As I drive up Boulder Canyon, dust envelops my car.  Except this dust is not of the brown variety, but rather green.  Clouds of green swirl around me, creating a murky haze that makes it difficult to even see the steep granite walls above me.  It is the season of pine pollen, and judging from the coating of yellow on my car, it is one of the worst in years.

A Yellow Film

When I get home, the thick yellow coats everything.  My car is speckled with yellow.  As I walk around our deck, my shoes leave footprints in the film.  Even the dog’s nostrils have a coating of yellow around them and her eyes were weeping.  As we took our evening walk, my husband’s nose began to run.  By the time, we finished, his eyelids had swollen.

The Colorado Rocky Mountains are filled with pine trees.  The most common around Nederland are Ponderosa Pine and Lodgepole Pine.  When we think of pollination, we more typically think of pollinators like butterflies, bees and hummingbirds.  They are needed to carry pollen from wildflowers so they can reproduce.

Wind Pollination

But pine trees reproduce through wind pollination.  Pine trees produce both male and female cones, with female cones near the top of the tree, and male cones closer to the ground.  The male cones are made of exposed seeds with two air bladders that make it easy for the wind to pick it up.  The pollen is very lightweight and less sticky making it that much easier for it to disperse.  Tonight, as we were walking, we simply brushed a branch, and they yellow powder starting coming off the cones.
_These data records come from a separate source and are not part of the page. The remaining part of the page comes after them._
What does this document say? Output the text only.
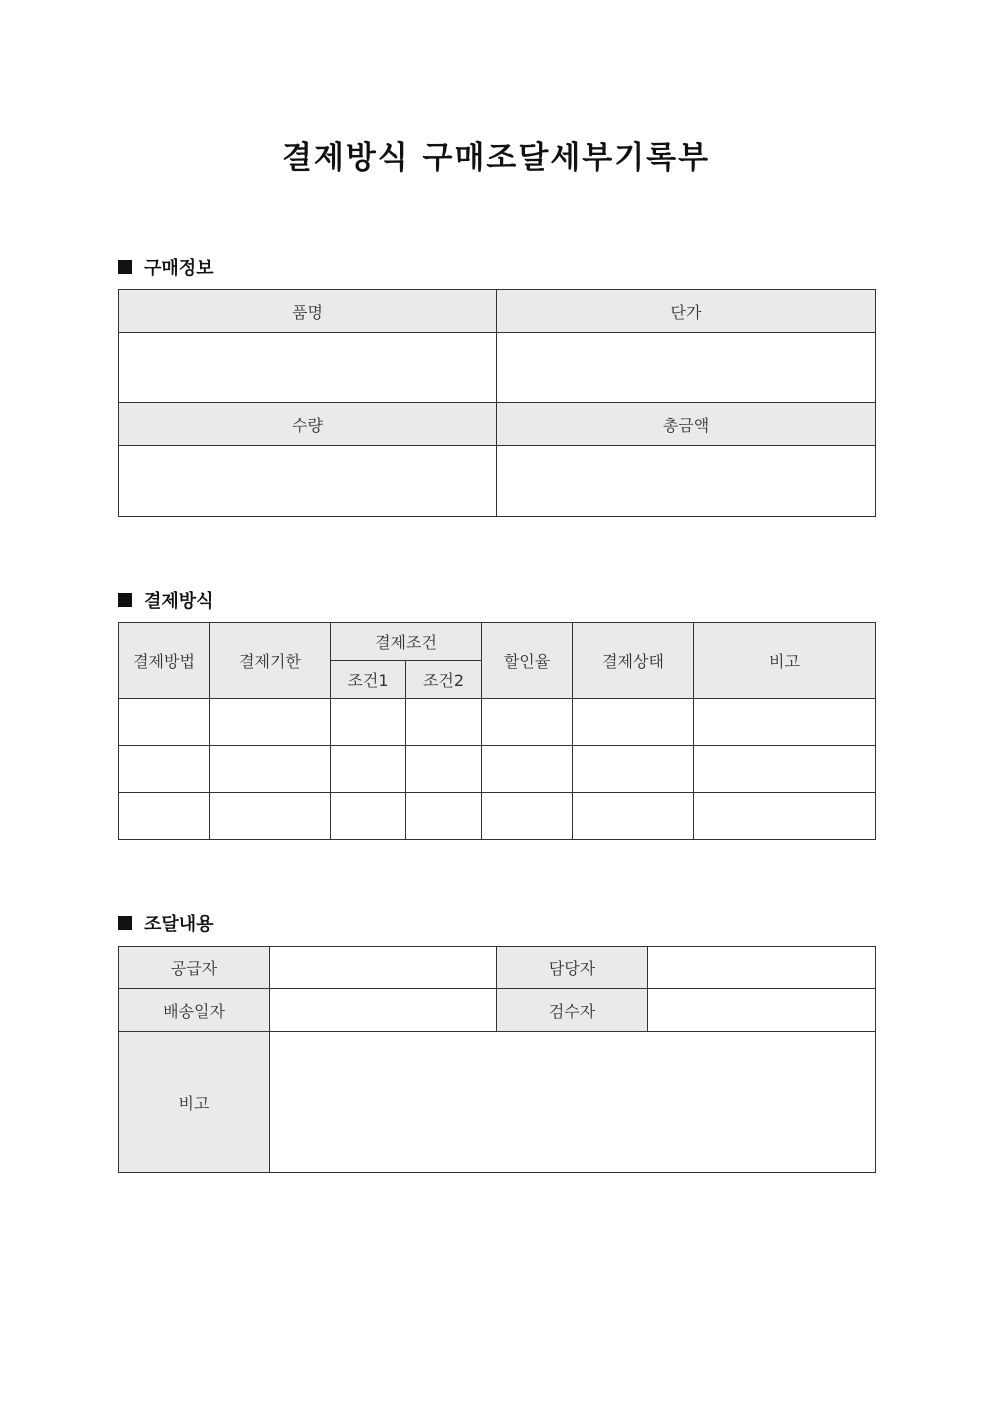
결제방식 구매조달세부기록부
구매정보
품명	단가

수량	총금액

결제방식
결제방법	결제기한	결제조건		할인율	결제상태	비고
		조건1	조건2			

조달내용
공급자		담당자	
배송일자		검수자	
비고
After the pollen from the male cone lands on the female cone, the traditional pine cone begins to grow.  It will take 2-3 years before the tree produces the woody cone that produces seeds and falls off the tree.

This year, the pine pollen is the worst since we moved here eight years ago.  According to scientists, the reproductive cycles of pines seem to alternate from high peak cycle to low.  Why this occurs is not completely understood.

Some think it may have to do with weather, some with other wildlife.  In heavy pine cone production years, the seeds of the pine can outnumber the wildlife who nibble on it.  In leaner years, squirrels, mice and birds may consume most of the seeds, leaving little to reproduce.

Drier, windier weather seems to exacerbate the clouds of pollen.  Unfortunately for us allergy sufferers, the peak of pine pollen season coincides with one of our driest months of the year, June.

So the only thing that will end the misery of the green clouds is a good rainstorm or hiding inside for the next two weeks.